Лука усмехается, откидывая волосы с моего лица. Рыжий парик, который я сняла несколько часов назад, валяется где-то на полу.
— Я люблю деньги, Арабелла. Мне нравится, что люди боятся и знают, что со мной лучше не связываться. А если все же связываются, я сам их ставлю на место, а не поручаю кому-то другому.
— Иными словами, насилие. — Я приподнимаюсь на локте и смотрю на него сверху вниз. — Ты бы смог причинить боль своей семье?
Темное выражение проносится по его лицу.
— Осторожнее с такими вопросами, Ара.
Похоже, несмотря на какое-то полутайное перемирие между нами, открываться по-настоящему Лука не собирался. Хотя прошлой ночью я, кажется, мельком увидела того мальчишку, каким он когда-то был. Это странно успокаивало: моя уязвимость в какой-то степени совпадала с его уязвимостью. Но теперь его сердце снова за стальными дверями.

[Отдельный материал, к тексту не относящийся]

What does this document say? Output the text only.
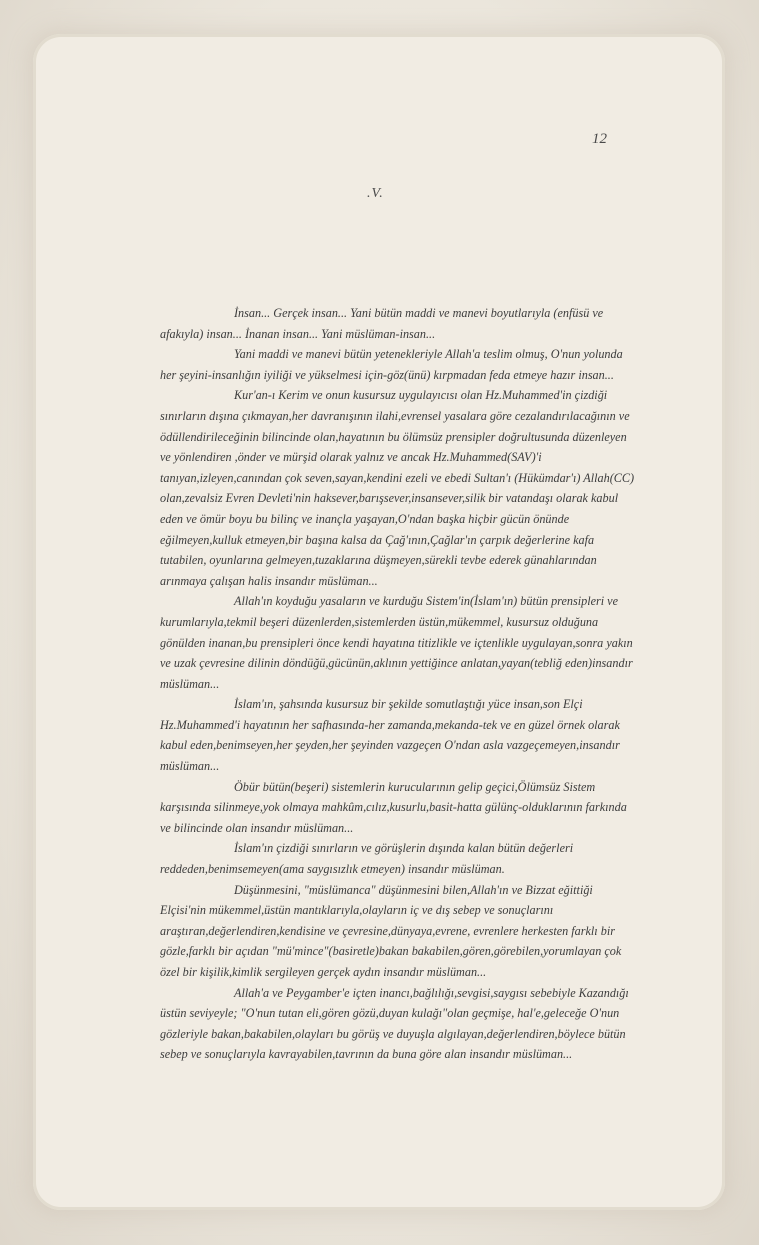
12
.V.

İnsan... Gerçek insan... Yani bütün maddi ve manevi boyutlarıyla (enfüsü ve afakıyla) insan... İnanan insan... Yani müslüman-insan...

Yani maddi ve manevi bütün yetenekleriyle Allah'a teslim olmuş, O'nun yolunda her şeyini-insanlığın iyiliği ve yükselmesi için-göz(ünü) kırpmadan feda etmeye hazır insan...

Kur'an-ı Kerim ve onun kusursuz uygulayıcısı olan Hz.Muhammed'in çizdiği sınırların dışına çıkmayan,her davranışının ilahi,evrensel yasalara göre cezalandırılacağının ve ödüllendirileceğinin bilincinde olan,hayatının bu ölümsüz prensipler doğrultusunda düzenleyen ve yönlendiren ,önder ve mürşid olarak yalnız ve ancak Hz.Muhammed(SAV)'i tanıyan,izleyen,canından çok seven,sayan,kendini ezeli ve ebedi Sultan'ı (Hükümdar'ı) Allah(CC) olan,zevalsiz Evren Devleti'nin haksever,barışsever,insansever,silik bir vatandaşı olarak kabul eden ve ömür boyu bu bilinç ve inançla yaşayan,O'ndan başka hiçbir gücün önünde eğilmeyen,kulluk etmeyen,bir başına kalsa da Çağ'ının,Çağlar'ın çarpık değerlerine kafa tutabilen, oyunlarına gelmeyen,tuzaklarına düşmeyen,sürekli tevbe ederek günahlarından arınmaya çalışan halis insandır müslüman...

Allah'ın koyduğu yasaların ve kurduğu Sistem'in(İslam'ın) bütün prensipleri ve kurumlarıyla,tekmil beşeri düzenlerden,sistemlerden üstün,mükemmel, kusursuz olduğuna gönülden inanan,bu prensipleri önce kendi hayatına titizlikle ve içtenlikle uygulayan,sonra yakın ve uzak çevresine dilinin döndüğü,gücünün,aklının yettiğince anlatan,yayan(tebliğ eden)insandır müslüman...

İslam'ın, şahsında kusursuz bir şekilde somutlaştığı yüce insan,son Elçi Hz.Muhammed'i hayatının her safhasında-her zamanda,mekanda-tek ve en güzel örnek olarak kabul eden,benimseyen,her şeyden,her şeyinden vazgeçen O'ndan asla vazgeçemeyen,insandır müslüman...

Öbür bütün(beşeri) sistemlerin kurucularının gelip geçici,Ölümsüz Sistem karşısında silinmeye,yok olmaya mahkûm,cılız,kusurlu,basit-hatta gülünç-olduklarının farkında ve bilincinde olan insandır müslüman...

İslam'ın çizdiği sınırların ve görüşlerin dışında kalan bütün değerleri reddeden,benimsemeyen(ama saygısızlık etmeyen) insandır müslüman.

Düşünmesini, "müslümanca" düşünmesini bilen,Allah'ın ve Bizzat eğittiği Elçisi'nin mükemmel,üstün mantıklarıyla,olayların iç ve dış sebep ve sonuçlarını araştıran,değerlendiren,kendisine ve çevresine,dünyaya,evrene, evrenlere herkesten farklı bir gözle,farklı bir açıdan "mü'mince"(basiretle)bakan bakabilen,gören,görebilen,yorumlayan çok özel bir kişilik,kimlik sergileyen gerçek aydın insandır müslüman...

Allah'a ve Peygamber'e içten inancı,bağlılığı,sevgisi,saygısı sebebiyle Kazandığı üstün seviyeyle; "O'nun tutan eli,gören gözü,duyan kulağı"olan geçmişe, hal'e,geleceğe O'nun gözleriyle bakan,bakabilen,olayları bu görüş ve duyuşla algılayan,değerlendiren,böylece bütün sebep ve sonuçlarıyla kavrayabilen,tavrının da buna göre alan insandır müslüman...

Я вспоминаю, как он обращается с братом. Как будто Дарио — язва на теле семьи, и все же в юности он готов был защищать его из-за какого-то дурацкого прозвища. Судя по моим данным, Дарио был единственным, кто у него остался. Отец умер от сердечного приступа, когда Луке было двадцать два, а мать — от рака, когда ему было всего восемь, через три года после рождения Дарио. Отец так и не женился снова.